Основная идея и, собственно, новизна работы Мартина по сравнению с предшествующей историографией удачно подчеркнуты автором в самом названии книги. Автор утверждает, что в значительной части межвоенного периода поддержка бывших имперских национальных меньшинств происходила за счет основной «государствообразующей» группы, то есть русских. Таким образом, в какой-то мере было выгодно быть представителем нерусской национальности в Советском Союзе, так как это открывало широкие возможности для получения высоких должностей, государство активно поддерживало развитие национальных языков, культуры и территорий. Партийное руководство воспринимало русских с недоверием, отчасти даже видело в них источник угрозы, и затруднялось определить их статус и роль в новой системе. В современных странах Западной Европы и Северной Америки такой феномен достаточно широко известен и носит название affirmative action. Он подразумевает преимущества, которые есть у представителей этнических, расовых, сексуальных и/или гендерных меньшинств над представителями большинства, например, при приеме на работу. Представители меньшинств в таких ситуациях часто оказываются в привилигерованном положении. Именно эту коннотацию использовал Терри Мартин, называя Советский Союз affirmative action empire. Как мне кажется, в русском издании этот термин переведен не совсем удачно — «положительная деятельность», в то время как мне представляется, вариант «позитивная или положительная дискриминация» был бы более четким и точнее отражающим смысл.

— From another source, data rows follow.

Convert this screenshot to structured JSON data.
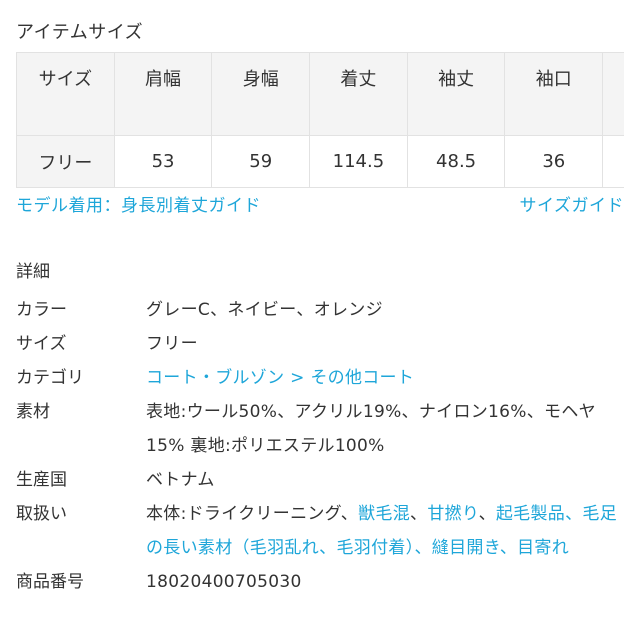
{
  "item_size": {
    "title": "アイテムサイズ",
    "table": {
      "headers": [
        "サイズ",
        "肩幅",
        "身幅",
        "着丈",
        "袖丈",
        "袖口",
        ""
      ],
      "rows": [
        [
          "フリー",
          "53",
          "59",
          "114.5",
          "48.5",
          "36",
          ""
        ]
      ]
    },
    "model_guide_link": "モデル着用：身長別着丈ガイド",
    "size_guide_link": "サイズガイド"
  },
  "details": {
    "title": "詳細",
    "color_label": "カラー",
    "color_value": "グレーC、ネイビー、オレンジ",
    "size_label": "サイズ",
    "size_value": "フリー",
    "category_label": "カテゴリ",
    "category_value": "コート・ブルゾン > その他コート",
    "material_label": "素材",
    "material_value": "表地:ウール50%、アクリル19%、ナイロン16%、モヘヤ15% 裏地:ポリエステル100%",
    "origin_label": "生産国",
    "origin_value": "ベトナム",
    "care_label": "取扱い",
    "care_prefix": "本体:ドライクリーニング、",
    "care_links": [
      "獣毛混",
      "甘撚り",
      "起毛製品",
      "毛足の長い素材（毛羽乱れ、毛羽付着）",
      "縫目開き",
      "目寄れ"
    ],
    "care_separator": "、",
    "product_number_label": "商品番号",
    "product_number_value": "18020400705030"
  },
  "colors": {
    "text": "#333333",
    "link": "#1ea6d9",
    "table_header_bg": "#f4f4f4",
    "table_border": "#e2e2e2"
  }
}
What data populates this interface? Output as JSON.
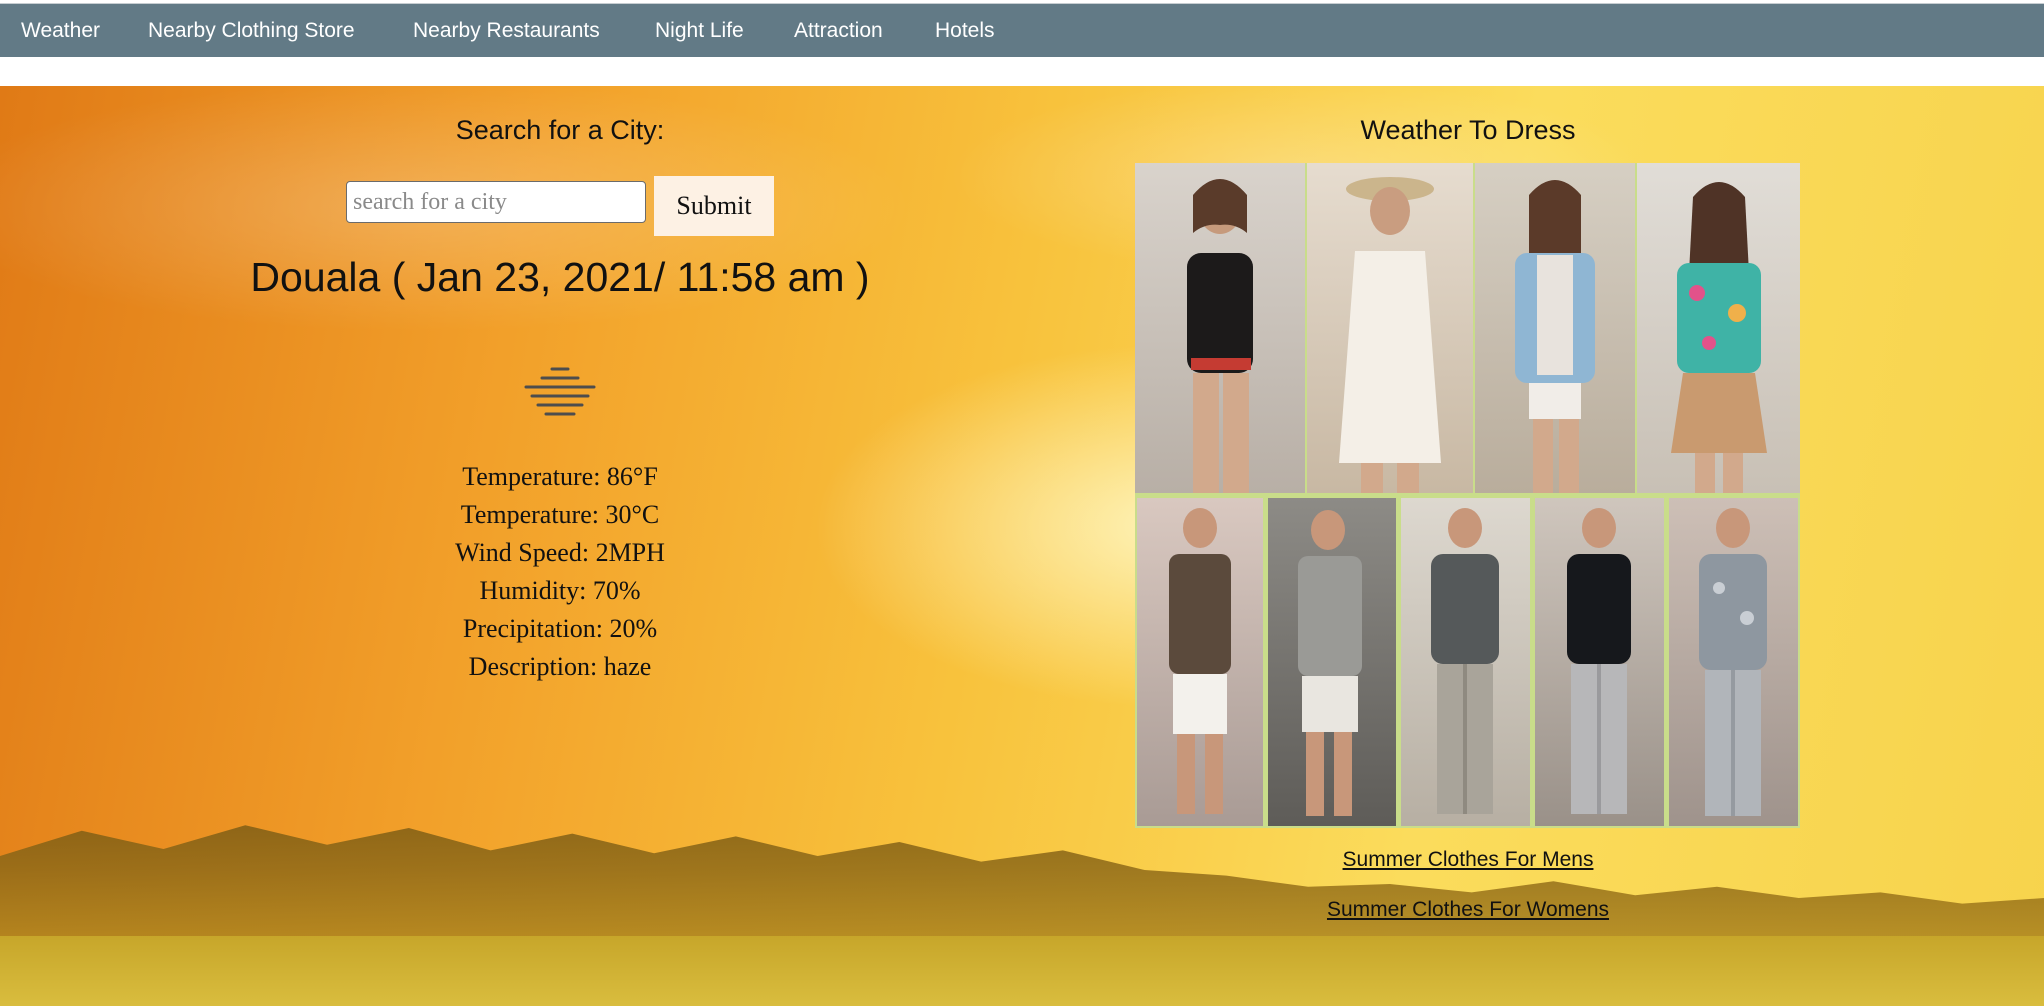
{
  "nav": {
    "items": [
      {
        "label": "Weather"
      },
      {
        "label": "Nearby Clothing Store"
      },
      {
        "label": "Nearby Restaurants"
      },
      {
        "label": "Night Life"
      },
      {
        "label": "Attraction"
      },
      {
        "label": "Hotels"
      }
    ]
  },
  "search": {
    "label": "Search for a City:",
    "placeholder": "search for a city",
    "value": "",
    "submit_label": "Submit"
  },
  "weather": {
    "title": "Douala ( Jan 23, 2021/ 11:58 am )",
    "icon": "haze-icon",
    "lines": [
      "Temperature: 86°F",
      "Temperature: 30°C",
      "Wind Speed: 2MPH",
      "Humidity: 70%",
      "Precipitation: 20%",
      "Description: haze"
    ]
  },
  "outfits": {
    "title": "Weather To Dress",
    "women_photos": [
      "woman-black-romper-photo",
      "woman-white-lace-dress-photo",
      "woman-denim-jacket-photo",
      "woman-floral-jacket-photo"
    ],
    "men_photos": [
      "man-patterned-shirt-shorts-photo",
      "man-grey-shirt-shorts-photo",
      "man-graphic-tee-photo",
      "man-black-tee-photo",
      "man-paisley-shirt-photo"
    ],
    "links": [
      "Summer Clothes For Mens",
      "Summer Clothes For Womens"
    ]
  },
  "colors": {
    "nav_bg": "#627a86",
    "nav_text": "#ffffff",
    "submit_bg": "#fdf1e4",
    "gallery_border": "#c9dd8a"
  }
}
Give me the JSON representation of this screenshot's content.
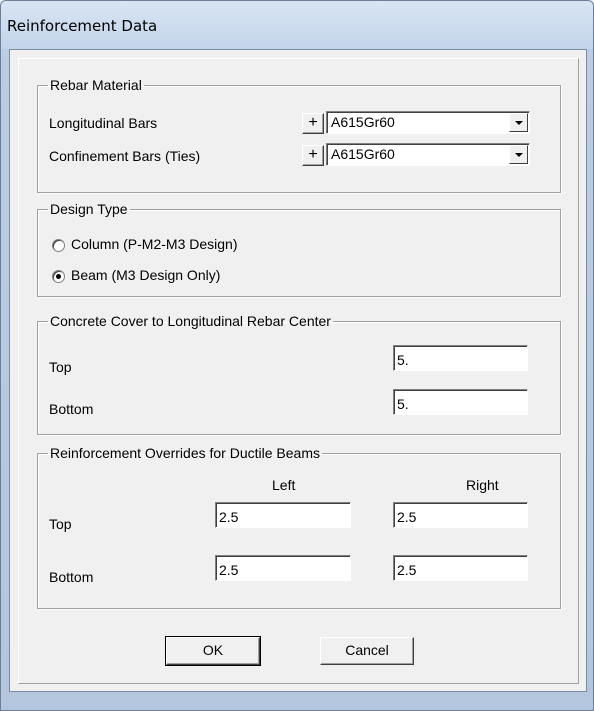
{
  "window": {
    "title": "Reinforcement Data"
  },
  "rebar_material": {
    "legend": "Rebar Material",
    "longitudinal_label": "Longitudinal Bars",
    "longitudinal_value": "A615Gr60",
    "confinement_label": "Confinement Bars  (Ties)",
    "confinement_value": "A615Gr60",
    "plus_label": "+"
  },
  "design_type": {
    "legend": "Design Type",
    "column_label": "Column  (P-M2-M3 Design)",
    "beam_label": "Beam  (M3 Design Only)",
    "selected": "beam"
  },
  "concrete_cover": {
    "legend": "Concrete Cover to Longitudinal Rebar Center",
    "top_label": "Top",
    "top_value": "5.",
    "bottom_label": "Bottom",
    "bottom_value": "5."
  },
  "overrides": {
    "legend": "Reinforcement Overrides for Ductile Beams",
    "left_header": "Left",
    "right_header": "Right",
    "top_label": "Top",
    "bottom_label": "Bottom",
    "top_left": "2.5",
    "top_right": "2.5",
    "bottom_left": "2.5",
    "bottom_right": "2.5"
  },
  "buttons": {
    "ok": "OK",
    "cancel": "Cancel"
  }
}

То, что книга Мартина – переработанная докторская диссертация, весьма заметно при чтении. В частности, у книги достаточно обширная первая теоритеческая глава, что характерно для диссертаций. Но в данном случае теоретическая глава отнюдь не сводится к простому обзору литературы по теме. Значительную ее часть Мартин посвящает обоснованию и описанию своего видения советской национальной политики и ее основной составляющей, коренизации, а также некоторых теоретических инструментов, которые он использует в своем анализе.
Терри Мартин начинает сильным и в целом справедливым утверждением: «Советский Союз был первой в мире империей положительной деятельности. Новая революционная Россия первой из традиционных европейских многонациональных государств оказала сопротивление поднимающемуся национализму, ответив на него систематическим содействием развитию национального сознания этнических меньшинств и созданием для них многих характерных институциональных форм моноэтнического государства». Как в дальнейшем отмечает Мартин, многие ошибочно считают Индию пионером в использовании политики «положительной деятельности» по отношению к национальным меньшинствам. Однако, в Индии такая политика применялась только с 1951 года. Советское руководство не только обратилось к политике «положительной деятельности» значительно раньше, но и внедряло ее в бòльших масштабах. Более того Советский Союз применял принципы политики «положительной деятельности» также по классовому и реже гендерному признакам. Но откуда взялся этот инновационный подход к решению национального вопроса?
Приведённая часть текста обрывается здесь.